I have the coefficients for absorption and emission:

$$T_n = \frac{sm}{i\hbar^2} (T_{n-1} + T_{n+1})$$

$$T_q = \frac{sm}{2ik_q \hbar^2} (T_{q-1} +T_{q+1}) +1$$

where $$k_{q/n} =(\frac{2m(E-\hbar \omega q(or \ n))}{\hbar^2})^{1/2}$$

So I'm trying to do this for a finite number of n, such as -2 to 2, and have given the seed values T[-2]=T[2]=1 (as far as I'm aware these can be whatever I want).

I've tried using RSolve but it just pops out the input again as the output, and also won't allow me to specify the particular range for n. I was told that RSolve probably won't be able to do this as they "won't have a closed form" and so to use the "Do" function. I tried this but all it spits out is the 5 equations for n=-2,-1... 2 etc and doesn't solve them.

I'm setting all the constants out the front to 1. For some context, I'm trying to build a programme that shows a gaussian wave packet entering a delta potential which is oscillating in strength ($$V(x) =\delta(x) scos(\omega t)$$) and the initial wave is monochromatic (which gives the transmission coefficient Tq, taking q to be effectively anything). The Tn part is from the Fourier transform that allows all n not equal to q which has no incident part, only reflection and transmission (I'll deal with the reflection once I get somewhere with the transmission).

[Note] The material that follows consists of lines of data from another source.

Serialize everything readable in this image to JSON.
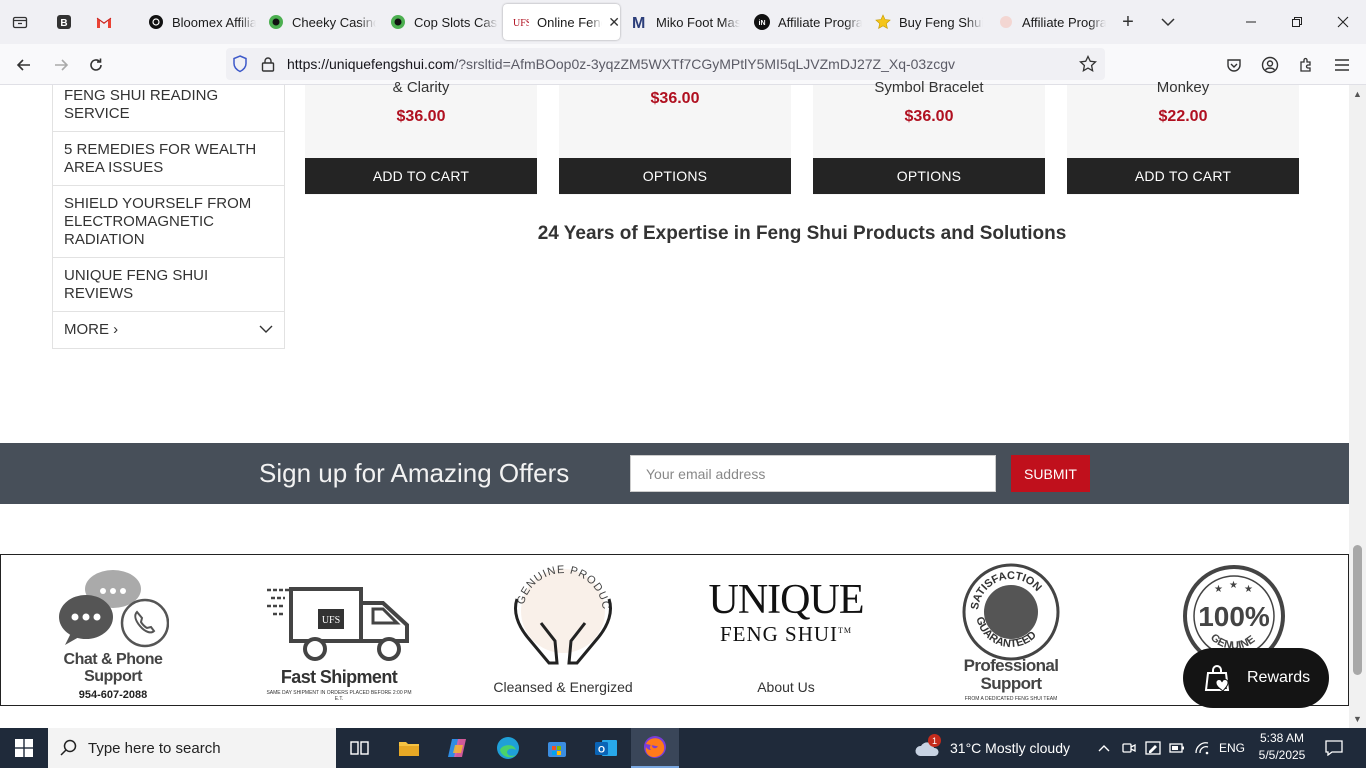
{
  "browser": {
    "tabs": [
      {
        "title": "Bloomex Affilia",
        "favicon": "bloomex-icon"
      },
      {
        "title": "Cheeky Casino",
        "favicon": "casino-icon"
      },
      {
        "title": "Cop Slots Casi",
        "favicon": "casino-icon"
      },
      {
        "title": "Online Feng",
        "favicon": "ufs-icon",
        "active": true
      },
      {
        "title": "Miko Foot Mas",
        "favicon": "miko-icon"
      },
      {
        "title": "Affiliate Progra",
        "favicon": "in-icon"
      },
      {
        "title": "Buy Feng Shui",
        "favicon": "star-icon"
      },
      {
        "title": "Affiliate Progra",
        "favicon": "generic-icon"
      }
    ],
    "url_domain": "https://uniquefengshui.com",
    "url_rest": "/?srsltid=AfmBOop0z-3yqzZM5WXTf7CGyMPtlY5MI5qLJVZmDJ27Z_Xq-03zcgv"
  },
  "sidebar": {
    "items": [
      {
        "label": "FENG SHUI READING SERVICE"
      },
      {
        "label": "5 REMEDIES FOR WEALTH AREA ISSUES"
      },
      {
        "label": "SHIELD YOURSELF FROM ELECTROMAGNETIC RADIATION"
      },
      {
        "label": "UNIQUE FENG SHUI REVIEWS"
      }
    ],
    "more_label": "MORE ›"
  },
  "products": [
    {
      "name": "& Clarity",
      "price": "$36.00",
      "cta": "ADD TO CART"
    },
    {
      "name": "",
      "price": "$36.00",
      "cta": "OPTIONS"
    },
    {
      "name": "Symbol Bracelet",
      "price": "$36.00",
      "cta": "OPTIONS"
    },
    {
      "name": "Monkey",
      "price": "$22.00",
      "cta": "ADD TO CART"
    }
  ],
  "expertise_heading": "24 Years of Expertise in Feng Shui Products and Solutions",
  "signup": {
    "title": "Sign up for Amazing Offers",
    "email_placeholder": "Your email address",
    "submit_label": "SUBMIT"
  },
  "badges": {
    "chat_line1": "Chat & Phone",
    "chat_line2": "Support",
    "chat_phone": "954-607-2088",
    "ship_title": "Fast Shipment",
    "ship_sub": "SAME DAY SHIPMENT IN ORDERS PLACED BEFORE 2:00 PM E.T.",
    "ship_logo": "UFS",
    "genuine_arc": "GENUINE PRODUCTS",
    "genuine_caption": "Cleansed & Energized",
    "logo_line1": "UNIQUE",
    "logo_line2": "FENG SHUI",
    "logo_tm": "TM",
    "about_label": "About Us",
    "satisfaction_arc_top": "SATISFACTION",
    "satisfaction_arc_bottom": "GUARANTEED",
    "pro_line1": "Professional",
    "pro_line2": "Support",
    "pro_sub": "FROM A DEDICATED FENG SHUI TEAM",
    "hundred": "100%",
    "hundred_arc": "GENUINE"
  },
  "rewards_label": "Rewards",
  "taskbar": {
    "search_placeholder": "Type here to search",
    "weather_badge": "1",
    "weather": "31°C  Mostly cloudy",
    "lang": "ENG",
    "time": "5:38 AM",
    "date": "5/5/2025"
  },
  "colors": {
    "price_red": "#b01020",
    "submit_red": "#c0101c",
    "signup_band": "#474f59",
    "cta_dark": "#242424",
    "taskbar": "#1f2a3a"
  }
}
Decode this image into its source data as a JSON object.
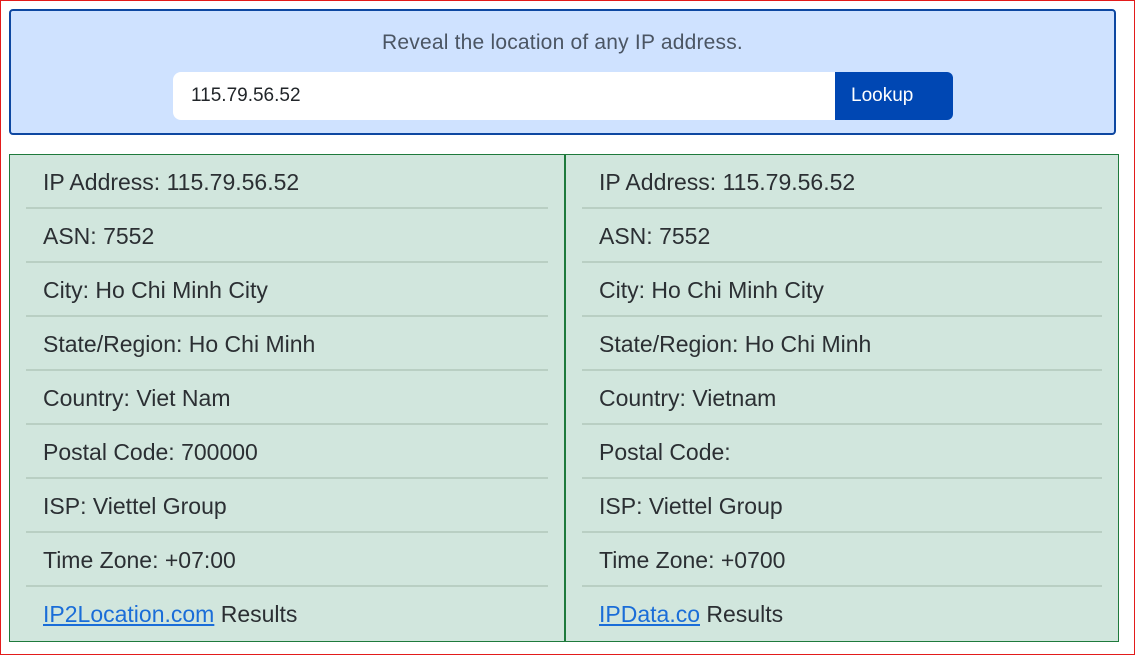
{
  "search": {
    "tagline": "Reveal the location of any IP address.",
    "ip_value": "115.79.56.52",
    "lookup_label": "Lookup"
  },
  "left": {
    "ip": "IP Address: 115.79.56.52",
    "asn": "ASN: 7552",
    "city": "City: Ho Chi Minh City",
    "region": "State/Region: Ho Chi Minh",
    "country": "Country: Viet Nam",
    "postal": "Postal Code: 700000",
    "isp": "ISP: Viettel Group",
    "timezone": "Time Zone: +07:00",
    "source_link": "IP2Location.com",
    "source_suffix": " Results"
  },
  "right": {
    "ip": "IP Address: 115.79.56.52",
    "asn": "ASN: 7552",
    "city": "City: Ho Chi Minh City",
    "region": "State/Region: Ho Chi Minh",
    "country": "Country: Vietnam",
    "postal": "Postal Code:",
    "isp": "ISP: Viettel Group",
    "timezone": "Time Zone: +0700",
    "source_link": "IPData.co",
    "source_suffix": " Results"
  },
  "colors": {
    "search_bg": "#cfe2ff",
    "button": "#0047b3",
    "results_bg": "#d1e6dd",
    "results_border": "#1e7a3c",
    "link": "#1a6dd8"
  }
}
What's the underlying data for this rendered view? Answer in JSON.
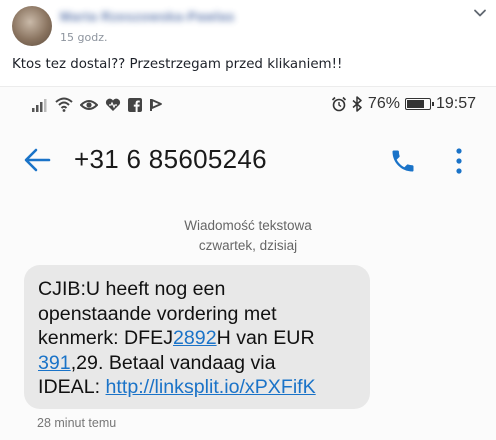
{
  "post": {
    "author": "Marta Rzeszowska-Pawlas",
    "time": "15 godz.",
    "text": "Ktos tez dostal?? Przestrzegam przed klikaniem!!"
  },
  "status_bar": {
    "left_icons": [
      "signal-icon",
      "wifi-icon",
      "eye-icon",
      "heart-icon",
      "facebook-icon",
      "flag-icon"
    ],
    "right_icons": [
      "alarm-icon",
      "bluetooth-icon"
    ],
    "battery_percent_label": "76%",
    "battery_level": 0.76,
    "time": "19:57"
  },
  "appbar": {
    "contact": "+31 6 85605246"
  },
  "thread": {
    "message_type": "Wiadomość tekstowa",
    "day": "czwartek, dzisiaj",
    "message": {
      "l1": "CJIB:U heeft nog een",
      "l2": "openstaande vordering met",
      "l3_prefix": "kenmerk: DFEJ",
      "l3_link": "2892",
      "l3_suffix": "H van EUR",
      "l4_link": "391",
      "l4_suffix": ",29.  Betaal vandaag via",
      "l5_prefix": "IDEAL: ",
      "l5_link": "http://linksplit.io/xPXFifK"
    },
    "message_time": "28 minut temu"
  },
  "colors": {
    "accent_blue": "#1a73c8",
    "link_blue": "#1a73c8",
    "bubble_gray": "#e8e8e8"
  }
}
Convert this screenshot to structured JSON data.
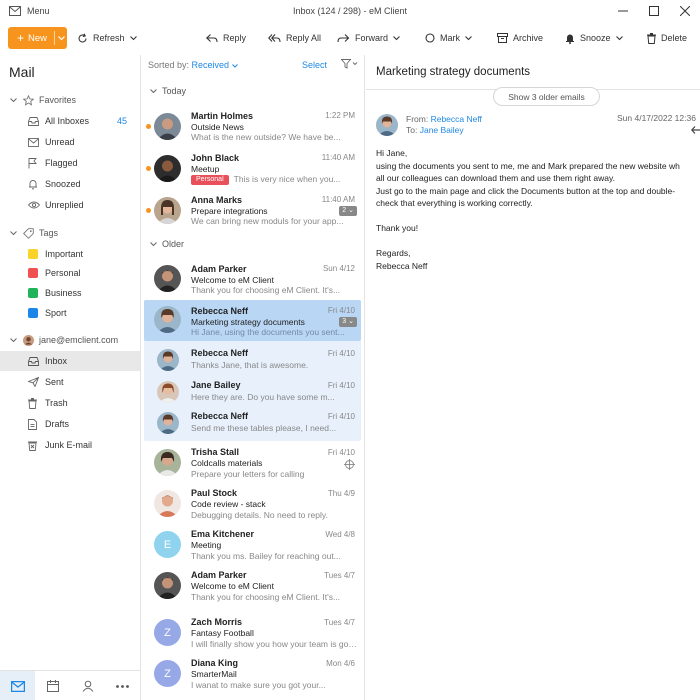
{
  "window": {
    "menu_label": "Menu",
    "title": "Inbox (124 / 298) - eM Client"
  },
  "toolbar": {
    "new_label": "New",
    "refresh_label": "Refresh",
    "reply_label": "Reply",
    "reply_all_label": "Reply All",
    "forward_label": "Forward",
    "mark_label": "Mark",
    "archive_label": "Archive",
    "snooze_label": "Snooze",
    "delete_label": "Delete"
  },
  "sidebar": {
    "heading": "Mail",
    "favorites_label": "Favorites",
    "favorites": [
      {
        "label": "All Inboxes",
        "count": "45",
        "icon": "inbox-icon"
      },
      {
        "label": "Unread",
        "icon": "unread-icon"
      },
      {
        "label": "Flagged",
        "icon": "flag-icon"
      },
      {
        "label": "Snoozed",
        "icon": "snooze-icon"
      },
      {
        "label": "Unreplied",
        "icon": "eye-icon"
      }
    ],
    "tags_label": "Tags",
    "tags": [
      {
        "label": "Important",
        "color": "#f9d22a"
      },
      {
        "label": "Personal",
        "color": "#ef5050"
      },
      {
        "label": "Business",
        "color": "#21b35a"
      },
      {
        "label": "Sport",
        "color": "#1b86e8"
      }
    ],
    "account_label": "jane@emclient.com",
    "folders": [
      {
        "label": "Inbox",
        "icon": "inbox-icon"
      },
      {
        "label": "Sent",
        "icon": "send-icon"
      },
      {
        "label": "Trash",
        "icon": "trash-icon"
      },
      {
        "label": "Drafts",
        "icon": "drafts-icon"
      },
      {
        "label": "Junk E-mail",
        "icon": "junk-icon"
      }
    ]
  },
  "list": {
    "sorted_label": "Sorted by:",
    "sorted_value": "Received",
    "select_label": "Select",
    "group_today": "Today",
    "group_older": "Older",
    "messages": [
      {
        "from": "Martin Holmes",
        "date": "1:22 PM",
        "subject": "Outside News",
        "preview": "What is the new outside? We have be...",
        "unread": true
      },
      {
        "from": "John Black",
        "date": "11:40 AM",
        "tag": "Personal",
        "subject": "Meetup",
        "preview": "This is very nice when you...",
        "unread": true
      },
      {
        "from": "Anna Marks",
        "date": "11:40 AM",
        "subject": "Prepare integrations",
        "preview": "We can bring new moduls for your app...",
        "count": "2",
        "unread": true
      },
      {
        "from": "Adam Parker",
        "date": "Sun 4/12",
        "subject": "Welcome to eM Client",
        "preview": "Thank you for choosing eM Client. It's..."
      },
      {
        "from": "Rebecca Neff",
        "date": "Fri 4/10",
        "subject": "Marketing strategy documents",
        "preview": "Hi Jane, using the documents you sent...",
        "count": "3"
      },
      {
        "from": "Rebecca Neff",
        "date": "Fri 4/10",
        "preview": "Thanks Jane, that is awesome."
      },
      {
        "from": "Jane Bailey",
        "date": "Fri 4/10",
        "preview": "Here they are. Do you have some m..."
      },
      {
        "from": "Rebecca Neff",
        "date": "Fri 4/10",
        "preview": "Send me these tables please, I need..."
      },
      {
        "from": "Trisha Stall",
        "date": "Fri 4/10",
        "subject": "Coldcalls materials",
        "preview": "Prepare your letters for calling"
      },
      {
        "from": "Paul Stock",
        "date": "Thu 4/9",
        "subject": "Code review - stack",
        "preview": "Debugging details. No need to reply."
      },
      {
        "from": "Ema Kitchener",
        "date": "Wed 4/8",
        "subject": "Meeting",
        "preview": "Thank you ms. Bailey for reaching out...",
        "initial": "E"
      },
      {
        "from": "Adam Parker",
        "date": "Tues 4/7",
        "subject": "Welcome to eM Client",
        "preview": "Thank you for choosing eM Client. It's..."
      },
      {
        "from": "Zach Morris",
        "date": "Tues 4/7",
        "subject": "Fantasy Football",
        "preview": "I will finally show you how your team is going...",
        "initial": "Z"
      },
      {
        "from": "Diana King",
        "date": "Mon 4/6",
        "subject": "SmarterMail",
        "preview": "I wanat to make sure you got your...",
        "initial": "Z"
      }
    ]
  },
  "reader": {
    "subject": "Marketing strategy documents",
    "show_older_label": "Show 3 older emails",
    "from_label": "From:",
    "from_name": "Rebecca Neff",
    "to_label": "To:",
    "to_name": "Jane Bailey",
    "date": "Sun 4/17/2022 12:36",
    "body": {
      "greeting": "Hi Jane,",
      "line1": "using the documents you sent to me, me and Mark prepared the new website wh",
      "line2": "all our colleagues can download them and use them right away.",
      "line3": "Just go to the main page and click the Documents button at the top and double-",
      "line4": "check that everything is working correctly.",
      "thanks": "Thank you!",
      "regards": "Regards,",
      "signature": "Rebecca Neff"
    }
  },
  "colors": {
    "accent": "#1e88e5",
    "new_button": "#f7941d",
    "unread_dot": "#f7941d",
    "selected_row": "#b9d6f4",
    "thread_bg": "#e7f0fb"
  }
}
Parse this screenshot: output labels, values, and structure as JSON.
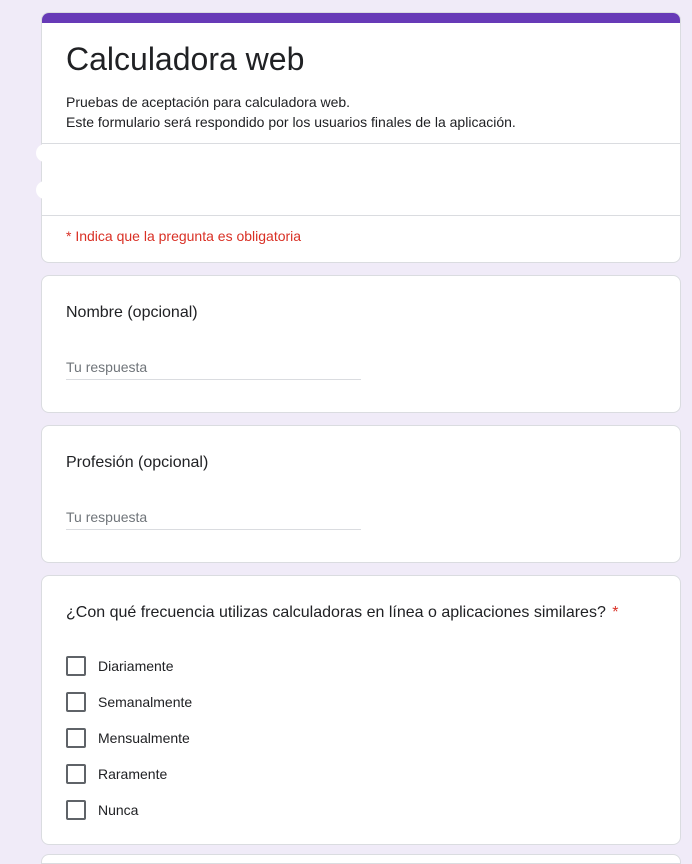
{
  "form": {
    "title": "Calculadora web",
    "description_line1": "Pruebas de aceptación para calculadora web.",
    "description_line2": "Este formulario será respondido por los usuarios finales de la aplicación.",
    "required_note": "* Indica que la pregunta es obligatoria"
  },
  "questions": [
    {
      "title": "Nombre (opcional)",
      "placeholder": "Tu respuesta",
      "value": ""
    },
    {
      "title": "Profesión (opcional)",
      "placeholder": "Tu respuesta",
      "value": ""
    },
    {
      "title": "¿Con qué frecuencia utilizas calculadoras en línea o aplicaciones similares?",
      "required_mark": "*",
      "options": [
        {
          "label": "Diariamente",
          "checked": false
        },
        {
          "label": "Semanalmente",
          "checked": false
        },
        {
          "label": "Mensualmente",
          "checked": false
        },
        {
          "label": "Raramente",
          "checked": false
        },
        {
          "label": "Nunca",
          "checked": false
        }
      ]
    }
  ],
  "colors": {
    "accent": "#673ab7",
    "background": "#f0ebf8",
    "required": "#d93025",
    "border": "#dadce0"
  },
  "icons": {
    "checkbox": "checkbox-unchecked-icon"
  }
}
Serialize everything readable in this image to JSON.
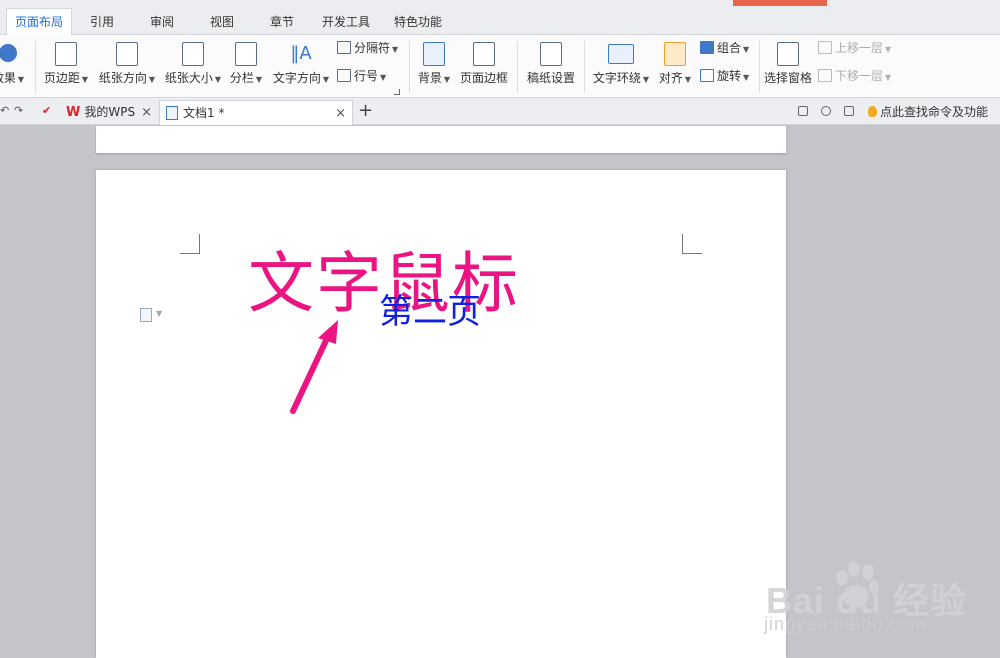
{
  "menu": {
    "tabs": [
      {
        "label": "页面布局",
        "active": true
      },
      {
        "label": "引用"
      },
      {
        "label": "审阅"
      },
      {
        "label": "视图"
      },
      {
        "label": "章节"
      },
      {
        "label": "开发工具"
      },
      {
        "label": "特色功能"
      }
    ]
  },
  "ribbon": {
    "effects": "效果",
    "margins": "页边距",
    "orientation": "纸张方向",
    "size": "纸张大小",
    "columns": "分栏",
    "text_direction": "文字方向",
    "separator": "分隔符",
    "line_number": "行号",
    "background": "背景",
    "page_border": "页面边框",
    "manuscript": "稿纸设置",
    "text_wrap": "文字环绕",
    "align": "对齐",
    "group": "组合",
    "rotate": "旋转",
    "selection_pane": "选择窗格",
    "bring_forward": "上移一层",
    "send_backward": "下移一层"
  },
  "docbar": {
    "tabs": [
      {
        "label": "我的WPS"
      },
      {
        "label": "文档1 *",
        "active": true
      }
    ],
    "find_command": "点此查找命令及功能"
  },
  "document": {
    "art_text": "文字鼠标",
    "page_text": "第二页"
  },
  "watermark": {
    "brand": "Bai du 经验",
    "url": "jingyan.baidu.com"
  },
  "colors": {
    "accent": "#1f6fd1",
    "art_text": "#ec1483",
    "page_text": "#1020e0",
    "orange": "#e8644a"
  }
}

Any help would be very much appreciated, I'm quite a newbie with Mathematica and even the physics is beyond me for the most part.

Thanks!

2. Mar 14, 2017

### PF_Help_Bot

Thanks for the thread! This is an automated courtesy bump. Sorry you aren't generating responses at the moment. Do you have any further information, come to any new conclusions or is it possible to reword the post? The more details the better.